In the countryside, the motorbike has more work than taking people from point A to B.
It transports everything, including milk and foodstuffs to collection points. It’s also a status symbol having displaced the bicycle.
Some confided to me this status symbol has led to school dropouts as young men see quick money and prestige. Girls are also attracted to men with “means.” Is this a fact or a stereotype?
The motorcycle has transformed the countryside, but this has not been appreciated as much as in the urban areas, where they have helped beat traffic jams. We seem not to mind their “chaos.”
In the countryside, motorbikes are also ambulances.

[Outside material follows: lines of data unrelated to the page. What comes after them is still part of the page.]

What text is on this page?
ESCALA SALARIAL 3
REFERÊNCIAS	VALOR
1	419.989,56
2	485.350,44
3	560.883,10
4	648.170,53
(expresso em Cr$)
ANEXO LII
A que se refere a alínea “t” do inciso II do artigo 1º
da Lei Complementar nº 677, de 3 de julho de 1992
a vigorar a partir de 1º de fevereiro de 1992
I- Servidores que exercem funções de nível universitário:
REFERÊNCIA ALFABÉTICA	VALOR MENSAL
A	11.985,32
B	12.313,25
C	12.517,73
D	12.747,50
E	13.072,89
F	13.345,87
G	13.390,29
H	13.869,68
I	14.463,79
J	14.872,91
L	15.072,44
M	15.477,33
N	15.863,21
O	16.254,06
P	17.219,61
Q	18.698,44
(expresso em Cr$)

Hopefully, the time saved from having to walk is put to good use.
The motorbike has no “waiting time” and can access places cars can’t. Even Uber could not resist incorporating motorbikes into their model. Curiously, the police knew the advantages of motorbikes long before all of us.
The motorbike, also called boda boda, epitomises our path to modernity. We should now graduate into cars and later planes.
The motorbike in the photo is plying a route in the white highlands where wazungus (whites) once owned planes and airstrips. 60 years after independence, we should not be celebrating the motorbike! Surprised?
Should we not have improved on what the colonialists had? After independence, we should have flown better planes and started flying into space, long before Elon Musk. We should see the motorbike as a symbol of stagnation.
Sixty years after independence, we seem to have over-celebrated instead of extending the frontiers of possibilities.
It’s not just in transport where we stagnated. Think of our agriculture, we are still prisoners of maize. Why does everyone grow maize in Kenya?
Think of education; we still have not settled on the best system and do not appreciate the fact that capitalism is about making money as you better the society.
Why else is corruption such a popular „economic sport in Kenya?“
Sixty years after independence, it’s time to reflect on where we are and where we could have been and start running.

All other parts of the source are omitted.